Tenant's Rights Counseling: It is much better to protect the housing people already have, than to try to find replacement housing. Especially when people have become disabled and do not have the income to qualify for replacement housing. We provide counseling on tenant's rights under San Francisco's rent control laws. We also educate people on their responsibilities so that people do not unknowingly make themselves vulnerable due to lack of knowledge.

Public Policy Advocacy: As the only agency founded, staffed and led by disabled people with HIV/AIDS, it is our responsibility to be the authentic voice of people with HIV/AIDS in San Francisco.  We have built an organization that is not vulnerable to the undue influence of money in our decision-making and advocacy on behalf of our community.
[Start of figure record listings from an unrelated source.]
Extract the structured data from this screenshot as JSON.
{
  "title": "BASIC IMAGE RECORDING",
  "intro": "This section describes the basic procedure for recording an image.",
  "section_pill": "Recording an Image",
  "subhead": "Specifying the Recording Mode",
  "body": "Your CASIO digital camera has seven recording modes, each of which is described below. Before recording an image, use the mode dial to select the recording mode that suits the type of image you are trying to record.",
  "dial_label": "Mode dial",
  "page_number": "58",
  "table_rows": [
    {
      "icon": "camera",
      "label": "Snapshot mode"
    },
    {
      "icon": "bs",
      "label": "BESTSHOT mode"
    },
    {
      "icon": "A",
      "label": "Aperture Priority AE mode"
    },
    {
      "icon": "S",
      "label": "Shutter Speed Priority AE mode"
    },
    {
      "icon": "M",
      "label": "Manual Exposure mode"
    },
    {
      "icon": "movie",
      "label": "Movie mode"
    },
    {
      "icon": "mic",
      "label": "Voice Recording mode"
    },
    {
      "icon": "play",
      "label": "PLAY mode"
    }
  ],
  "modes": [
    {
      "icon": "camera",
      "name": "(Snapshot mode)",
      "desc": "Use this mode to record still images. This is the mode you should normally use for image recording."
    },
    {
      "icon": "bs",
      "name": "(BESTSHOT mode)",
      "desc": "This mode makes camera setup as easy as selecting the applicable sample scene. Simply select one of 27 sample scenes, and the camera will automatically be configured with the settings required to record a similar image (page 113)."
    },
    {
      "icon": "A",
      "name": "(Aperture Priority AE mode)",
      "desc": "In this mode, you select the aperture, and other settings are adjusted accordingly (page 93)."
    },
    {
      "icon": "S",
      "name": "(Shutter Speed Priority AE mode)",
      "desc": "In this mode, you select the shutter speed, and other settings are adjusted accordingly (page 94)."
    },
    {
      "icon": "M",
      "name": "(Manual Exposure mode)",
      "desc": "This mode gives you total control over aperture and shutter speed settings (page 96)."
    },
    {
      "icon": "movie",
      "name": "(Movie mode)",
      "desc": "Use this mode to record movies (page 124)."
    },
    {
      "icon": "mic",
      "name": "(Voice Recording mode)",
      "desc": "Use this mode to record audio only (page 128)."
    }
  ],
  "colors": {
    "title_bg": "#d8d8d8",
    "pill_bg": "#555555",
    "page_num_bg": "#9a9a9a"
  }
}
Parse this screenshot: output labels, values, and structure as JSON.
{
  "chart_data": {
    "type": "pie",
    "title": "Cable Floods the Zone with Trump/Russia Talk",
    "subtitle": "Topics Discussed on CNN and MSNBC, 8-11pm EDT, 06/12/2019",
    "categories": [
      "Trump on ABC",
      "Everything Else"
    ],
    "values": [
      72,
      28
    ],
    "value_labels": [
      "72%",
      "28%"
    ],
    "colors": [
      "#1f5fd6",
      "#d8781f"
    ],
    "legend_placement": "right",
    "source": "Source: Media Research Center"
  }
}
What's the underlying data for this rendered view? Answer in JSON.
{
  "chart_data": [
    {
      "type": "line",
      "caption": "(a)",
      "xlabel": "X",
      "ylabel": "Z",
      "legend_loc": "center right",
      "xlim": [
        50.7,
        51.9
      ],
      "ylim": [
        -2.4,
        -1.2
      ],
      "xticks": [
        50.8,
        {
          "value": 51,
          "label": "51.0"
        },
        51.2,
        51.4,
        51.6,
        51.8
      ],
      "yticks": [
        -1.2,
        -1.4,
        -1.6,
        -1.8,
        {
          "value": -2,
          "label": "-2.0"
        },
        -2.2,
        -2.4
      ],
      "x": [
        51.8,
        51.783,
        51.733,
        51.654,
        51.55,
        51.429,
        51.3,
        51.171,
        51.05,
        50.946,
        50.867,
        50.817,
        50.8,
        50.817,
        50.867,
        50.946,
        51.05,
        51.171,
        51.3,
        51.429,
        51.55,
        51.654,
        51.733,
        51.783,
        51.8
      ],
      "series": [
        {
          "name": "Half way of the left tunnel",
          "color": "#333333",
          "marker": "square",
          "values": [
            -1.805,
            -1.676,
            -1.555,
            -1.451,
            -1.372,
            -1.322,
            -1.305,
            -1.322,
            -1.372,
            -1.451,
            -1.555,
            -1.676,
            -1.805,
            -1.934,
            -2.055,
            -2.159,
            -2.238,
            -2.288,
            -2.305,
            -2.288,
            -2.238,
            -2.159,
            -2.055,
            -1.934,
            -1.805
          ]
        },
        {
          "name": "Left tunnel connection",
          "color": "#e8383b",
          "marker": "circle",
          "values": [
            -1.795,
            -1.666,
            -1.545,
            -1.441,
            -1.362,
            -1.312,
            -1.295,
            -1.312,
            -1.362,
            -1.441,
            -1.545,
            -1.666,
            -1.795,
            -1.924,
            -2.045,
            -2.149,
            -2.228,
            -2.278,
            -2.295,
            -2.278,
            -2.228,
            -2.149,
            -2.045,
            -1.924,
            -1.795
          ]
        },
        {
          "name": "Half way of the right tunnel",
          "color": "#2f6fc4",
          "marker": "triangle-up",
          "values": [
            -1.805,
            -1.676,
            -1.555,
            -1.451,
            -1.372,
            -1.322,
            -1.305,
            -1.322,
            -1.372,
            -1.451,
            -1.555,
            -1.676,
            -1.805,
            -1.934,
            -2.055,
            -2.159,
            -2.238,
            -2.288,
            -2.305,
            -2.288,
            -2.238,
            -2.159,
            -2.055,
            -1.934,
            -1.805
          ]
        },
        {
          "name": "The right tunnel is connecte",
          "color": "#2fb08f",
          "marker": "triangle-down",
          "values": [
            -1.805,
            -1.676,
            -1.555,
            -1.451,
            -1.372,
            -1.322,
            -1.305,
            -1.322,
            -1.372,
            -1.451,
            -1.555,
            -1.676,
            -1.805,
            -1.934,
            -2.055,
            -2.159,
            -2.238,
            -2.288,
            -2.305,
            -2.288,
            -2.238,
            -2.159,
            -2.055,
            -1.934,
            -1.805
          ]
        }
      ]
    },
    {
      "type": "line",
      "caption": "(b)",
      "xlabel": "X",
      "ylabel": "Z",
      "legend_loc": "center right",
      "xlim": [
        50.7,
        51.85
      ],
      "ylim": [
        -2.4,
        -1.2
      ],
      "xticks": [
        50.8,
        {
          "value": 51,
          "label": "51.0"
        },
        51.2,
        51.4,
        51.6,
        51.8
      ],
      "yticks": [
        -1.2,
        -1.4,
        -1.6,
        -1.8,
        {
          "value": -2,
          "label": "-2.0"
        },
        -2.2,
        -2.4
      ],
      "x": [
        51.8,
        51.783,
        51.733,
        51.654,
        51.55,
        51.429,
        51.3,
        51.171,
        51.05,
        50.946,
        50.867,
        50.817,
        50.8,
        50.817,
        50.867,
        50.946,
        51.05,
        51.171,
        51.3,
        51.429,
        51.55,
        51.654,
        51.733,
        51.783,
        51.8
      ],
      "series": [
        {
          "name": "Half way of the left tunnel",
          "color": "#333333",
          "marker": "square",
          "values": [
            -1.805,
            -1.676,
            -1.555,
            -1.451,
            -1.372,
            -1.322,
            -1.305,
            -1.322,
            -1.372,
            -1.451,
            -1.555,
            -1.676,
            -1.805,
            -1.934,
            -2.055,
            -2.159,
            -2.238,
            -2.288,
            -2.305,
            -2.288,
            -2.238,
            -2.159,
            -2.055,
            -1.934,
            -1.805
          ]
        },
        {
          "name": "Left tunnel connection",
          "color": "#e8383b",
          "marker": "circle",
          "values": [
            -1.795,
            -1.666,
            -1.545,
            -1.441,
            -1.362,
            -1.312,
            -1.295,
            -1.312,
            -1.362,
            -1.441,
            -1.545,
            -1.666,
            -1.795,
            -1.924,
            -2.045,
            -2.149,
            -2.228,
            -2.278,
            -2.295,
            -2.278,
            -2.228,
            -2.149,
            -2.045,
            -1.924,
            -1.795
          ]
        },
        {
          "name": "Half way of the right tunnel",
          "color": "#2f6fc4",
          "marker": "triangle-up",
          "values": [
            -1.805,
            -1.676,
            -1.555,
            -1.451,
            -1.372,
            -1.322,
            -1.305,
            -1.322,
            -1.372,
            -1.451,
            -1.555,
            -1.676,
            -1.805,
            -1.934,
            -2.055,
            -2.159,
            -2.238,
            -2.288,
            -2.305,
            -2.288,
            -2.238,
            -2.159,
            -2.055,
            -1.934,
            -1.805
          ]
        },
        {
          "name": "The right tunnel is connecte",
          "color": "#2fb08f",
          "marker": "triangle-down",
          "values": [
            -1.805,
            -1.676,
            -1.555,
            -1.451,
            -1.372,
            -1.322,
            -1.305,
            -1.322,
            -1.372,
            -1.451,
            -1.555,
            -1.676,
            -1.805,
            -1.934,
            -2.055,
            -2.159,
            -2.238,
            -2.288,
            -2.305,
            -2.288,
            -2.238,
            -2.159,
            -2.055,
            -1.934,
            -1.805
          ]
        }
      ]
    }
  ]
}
Our public policy achievements include creating and passing the No Fast Pass to Eviction legislation that adjusted the financial incentives that existed for real estate speculators to target seniors, people with HIV/AIDS and the disabled for Ellis Act evictions. Our protest at City Hall over the loss of one-third of  our AIDS housing in just 3 years led to the creation of $1 million in new HIV/AIDS housing funding in San Francisco's budget. As part of our vision of building a culture of movement building vs. empire building, we directed 100% of those funds to our sister agencies: AIDS Emergency Fund, San Francisco AIDS Foundation, and Catholic Charities.  Additionally, we helped achieve legislation to prevent landlords from evicting domestic partners and family members who move in together and worked with Supervisor Ross Mirkarimi to get funding from the Mayor's Office of Housing to make the first LGBT senior housing move from 100% market rate housing to 100% affordable.

AIDS Housing Alliance/SF instigated the creation of a special focus on housing and was invited to the White House to participate in those discussions as part of the first even National AIDS Strategy and is currently working on creating an LGBT focused shelter in San Francisco.